Biden: US should lead the world in computer chips
Tells execs that companies need to invest to stay ahead of global competition
WASHINGTON — President Joe Biden used a virtual meeting with corporate leaders about a global shortage of semiconductors to push Monday for his $2.3 trillion infrastructure plan, telling them that the U.S. should be the world’s computer chip leader.
“We need to build the infrastructure of today, not repair the one of yesterday,” he told the group of 19 executives from the technology, chip and automotive industries. “China and the rest of the world is not waiting and there’s no reason why Americans should wait.”
He said the country hasn’t made big investments to stay ahead of global competitors, and it needs to step up its game.

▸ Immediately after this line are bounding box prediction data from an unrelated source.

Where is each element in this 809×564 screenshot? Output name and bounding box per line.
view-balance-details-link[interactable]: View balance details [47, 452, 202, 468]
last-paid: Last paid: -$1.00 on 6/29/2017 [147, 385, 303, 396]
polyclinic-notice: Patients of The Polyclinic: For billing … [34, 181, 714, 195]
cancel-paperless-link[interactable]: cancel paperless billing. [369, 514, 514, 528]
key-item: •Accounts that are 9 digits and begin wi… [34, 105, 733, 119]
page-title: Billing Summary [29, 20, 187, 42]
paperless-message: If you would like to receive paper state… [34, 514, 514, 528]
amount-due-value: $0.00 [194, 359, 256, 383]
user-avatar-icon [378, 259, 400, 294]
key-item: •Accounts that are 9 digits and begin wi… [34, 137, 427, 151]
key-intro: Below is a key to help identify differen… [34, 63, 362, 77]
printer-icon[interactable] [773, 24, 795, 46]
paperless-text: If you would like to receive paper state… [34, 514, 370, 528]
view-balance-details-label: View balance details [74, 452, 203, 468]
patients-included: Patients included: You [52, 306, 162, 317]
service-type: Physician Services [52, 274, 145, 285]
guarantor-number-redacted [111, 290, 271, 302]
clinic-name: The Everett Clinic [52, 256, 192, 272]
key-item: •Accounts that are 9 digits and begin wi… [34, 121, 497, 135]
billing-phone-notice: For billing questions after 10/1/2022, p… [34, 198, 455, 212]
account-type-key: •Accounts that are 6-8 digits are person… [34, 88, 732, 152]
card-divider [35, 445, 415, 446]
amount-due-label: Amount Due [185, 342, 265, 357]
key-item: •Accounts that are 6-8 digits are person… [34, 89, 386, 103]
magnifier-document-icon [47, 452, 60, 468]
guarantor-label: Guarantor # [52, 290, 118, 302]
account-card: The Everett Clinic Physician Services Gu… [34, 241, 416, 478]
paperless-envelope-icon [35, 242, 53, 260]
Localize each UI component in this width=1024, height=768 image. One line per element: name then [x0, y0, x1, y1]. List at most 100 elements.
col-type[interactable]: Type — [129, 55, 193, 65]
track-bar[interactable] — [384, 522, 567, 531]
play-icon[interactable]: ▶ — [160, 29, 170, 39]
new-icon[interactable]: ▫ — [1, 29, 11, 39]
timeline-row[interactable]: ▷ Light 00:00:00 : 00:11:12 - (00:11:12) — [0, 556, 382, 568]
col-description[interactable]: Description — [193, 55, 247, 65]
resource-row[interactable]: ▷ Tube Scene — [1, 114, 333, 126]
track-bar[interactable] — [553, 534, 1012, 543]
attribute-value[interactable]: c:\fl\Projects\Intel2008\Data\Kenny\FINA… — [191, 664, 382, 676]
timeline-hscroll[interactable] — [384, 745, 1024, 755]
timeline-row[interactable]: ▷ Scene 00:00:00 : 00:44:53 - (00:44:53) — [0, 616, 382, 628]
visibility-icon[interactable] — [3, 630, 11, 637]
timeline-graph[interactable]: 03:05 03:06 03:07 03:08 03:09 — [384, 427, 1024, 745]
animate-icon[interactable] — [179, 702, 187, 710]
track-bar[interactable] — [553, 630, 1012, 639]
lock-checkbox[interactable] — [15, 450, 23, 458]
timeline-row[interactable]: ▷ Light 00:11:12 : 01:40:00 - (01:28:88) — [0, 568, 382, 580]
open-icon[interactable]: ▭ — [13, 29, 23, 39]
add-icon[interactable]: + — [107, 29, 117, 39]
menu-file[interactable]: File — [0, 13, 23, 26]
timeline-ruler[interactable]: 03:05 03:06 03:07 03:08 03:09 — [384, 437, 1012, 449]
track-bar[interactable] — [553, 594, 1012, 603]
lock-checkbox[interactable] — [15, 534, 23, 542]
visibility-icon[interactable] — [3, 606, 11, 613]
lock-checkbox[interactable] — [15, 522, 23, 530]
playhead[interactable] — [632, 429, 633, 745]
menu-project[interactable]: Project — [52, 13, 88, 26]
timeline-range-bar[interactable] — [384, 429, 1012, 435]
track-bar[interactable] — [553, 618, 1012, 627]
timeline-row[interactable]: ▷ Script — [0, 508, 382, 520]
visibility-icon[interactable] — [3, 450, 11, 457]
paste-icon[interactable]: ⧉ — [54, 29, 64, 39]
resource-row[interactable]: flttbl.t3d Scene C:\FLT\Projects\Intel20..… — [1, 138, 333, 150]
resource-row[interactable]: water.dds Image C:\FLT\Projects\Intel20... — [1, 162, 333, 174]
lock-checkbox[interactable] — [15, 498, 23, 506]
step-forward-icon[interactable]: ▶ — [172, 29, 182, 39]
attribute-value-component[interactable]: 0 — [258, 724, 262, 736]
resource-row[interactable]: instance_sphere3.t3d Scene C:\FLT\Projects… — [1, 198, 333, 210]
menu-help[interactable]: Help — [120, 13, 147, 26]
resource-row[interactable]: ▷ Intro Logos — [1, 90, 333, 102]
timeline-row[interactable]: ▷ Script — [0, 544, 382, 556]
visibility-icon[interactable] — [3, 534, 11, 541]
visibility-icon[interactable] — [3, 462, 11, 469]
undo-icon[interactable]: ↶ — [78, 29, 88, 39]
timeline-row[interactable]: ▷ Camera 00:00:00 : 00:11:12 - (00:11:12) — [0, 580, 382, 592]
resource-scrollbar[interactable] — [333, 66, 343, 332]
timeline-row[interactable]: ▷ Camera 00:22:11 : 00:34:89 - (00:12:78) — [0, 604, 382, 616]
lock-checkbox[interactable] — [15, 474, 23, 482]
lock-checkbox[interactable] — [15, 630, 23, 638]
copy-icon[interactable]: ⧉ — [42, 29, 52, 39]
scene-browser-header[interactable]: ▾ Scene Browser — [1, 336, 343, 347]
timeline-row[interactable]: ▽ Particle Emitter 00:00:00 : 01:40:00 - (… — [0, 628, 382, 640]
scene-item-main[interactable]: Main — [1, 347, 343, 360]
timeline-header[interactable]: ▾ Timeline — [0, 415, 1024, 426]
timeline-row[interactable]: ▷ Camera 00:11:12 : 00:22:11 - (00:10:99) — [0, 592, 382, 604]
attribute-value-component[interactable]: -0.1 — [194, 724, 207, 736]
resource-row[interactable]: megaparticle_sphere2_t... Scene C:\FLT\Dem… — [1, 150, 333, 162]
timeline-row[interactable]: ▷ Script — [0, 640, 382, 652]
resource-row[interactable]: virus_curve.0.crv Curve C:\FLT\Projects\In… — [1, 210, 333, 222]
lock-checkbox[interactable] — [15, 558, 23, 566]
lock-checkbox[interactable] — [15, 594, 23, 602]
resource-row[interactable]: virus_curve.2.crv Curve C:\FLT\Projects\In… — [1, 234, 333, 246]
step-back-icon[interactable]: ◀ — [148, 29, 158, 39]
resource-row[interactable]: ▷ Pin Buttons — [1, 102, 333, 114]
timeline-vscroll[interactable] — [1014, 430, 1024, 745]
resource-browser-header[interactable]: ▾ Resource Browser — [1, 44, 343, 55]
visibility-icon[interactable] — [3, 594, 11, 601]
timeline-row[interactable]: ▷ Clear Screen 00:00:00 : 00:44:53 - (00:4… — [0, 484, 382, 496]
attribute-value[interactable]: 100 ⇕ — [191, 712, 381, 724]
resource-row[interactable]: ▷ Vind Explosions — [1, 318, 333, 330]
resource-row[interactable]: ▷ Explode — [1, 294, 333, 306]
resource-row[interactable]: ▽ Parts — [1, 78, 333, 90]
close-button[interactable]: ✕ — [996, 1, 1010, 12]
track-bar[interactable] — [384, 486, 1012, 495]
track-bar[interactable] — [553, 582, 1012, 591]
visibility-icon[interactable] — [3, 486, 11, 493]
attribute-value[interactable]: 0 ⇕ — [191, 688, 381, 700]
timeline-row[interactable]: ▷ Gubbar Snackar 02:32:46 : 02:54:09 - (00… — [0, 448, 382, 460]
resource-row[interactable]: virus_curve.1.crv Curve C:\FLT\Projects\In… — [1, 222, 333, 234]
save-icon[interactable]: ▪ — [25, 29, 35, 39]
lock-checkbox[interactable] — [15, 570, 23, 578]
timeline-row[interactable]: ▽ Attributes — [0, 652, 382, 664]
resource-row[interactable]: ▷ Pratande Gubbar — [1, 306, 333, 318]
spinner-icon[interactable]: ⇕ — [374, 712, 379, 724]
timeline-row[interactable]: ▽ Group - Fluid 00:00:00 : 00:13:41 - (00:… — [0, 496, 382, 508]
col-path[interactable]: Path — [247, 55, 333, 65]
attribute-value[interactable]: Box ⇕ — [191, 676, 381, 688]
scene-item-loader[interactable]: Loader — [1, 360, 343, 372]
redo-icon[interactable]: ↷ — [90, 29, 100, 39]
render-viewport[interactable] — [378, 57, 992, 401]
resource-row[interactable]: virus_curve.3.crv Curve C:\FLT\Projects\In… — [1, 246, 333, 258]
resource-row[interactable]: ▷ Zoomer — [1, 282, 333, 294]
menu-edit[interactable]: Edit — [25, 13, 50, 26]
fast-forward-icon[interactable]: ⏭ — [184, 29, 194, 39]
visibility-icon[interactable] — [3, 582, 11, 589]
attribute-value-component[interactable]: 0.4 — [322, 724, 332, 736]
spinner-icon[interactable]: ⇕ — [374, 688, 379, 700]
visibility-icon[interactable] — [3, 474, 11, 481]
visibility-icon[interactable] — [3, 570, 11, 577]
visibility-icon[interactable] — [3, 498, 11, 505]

Biden made an appearance at the meeting between administration officials and company leaders held to discuss developing a stronger U.S. computer chip supply chain. The meeting came as the global chip shortage continued to plague a wide array of industries.
CEOs of AT&T, Dell, Ford, General Motors, Stellantis (formerly Fiat Chrysler), Intel, Northrop Grumman, and others were scheduled to attend.
But industry experts say there’s little they can do to stem the shortage, which has delayed a new iPhone and forced automakers to temporarily shut factories.
Instead, Biden brought up developing a U.S. chip supply chain since most are made in Asia and shipped to the U.S. In February he ordered a review of the supply chain and pledged to work with international partners to ensure stable supplies.
Wedbush analyst Daniel Ives said there’s little that can be done immediately to end the current problem.
“This could change things over the next three to five years, but for right now, there’s no structural changes that could alleviate the shortage,” he said.
Things have worsened in recent weeks, particularly in the auto industry, where factories are shutting down because there aren’t enough chips to finish building vehicles that are becoming rolling computers.
The coronavirus pandemic touched off a cascade of events that led to the problems. Chip factories had to shut down early last year, particularly overseas where most processors are made. By the time they reopened, they had a backlog that was worsened by unforeseen demand.
High demand for consumer electronics squeezed the auto industry. Chip makers compounded the pressure by rejiggering factory lines to better serve the consumer electronics market, which generates far more revenue for them than autos.
After eight weeks of pandemic-induced shutdown in the spring, automakers started reopening factories earlier than expected. But they found that chip makers weren’t able to flip a switch quickly and make the more robust processors needed for cars. Industry executives say the shortage should start to end by the third quarter of this year.
The U.S. has only 12% of the world’s semiconductor factory capacity, down from 37% in 1990, according to the Semiconductor Industry Association.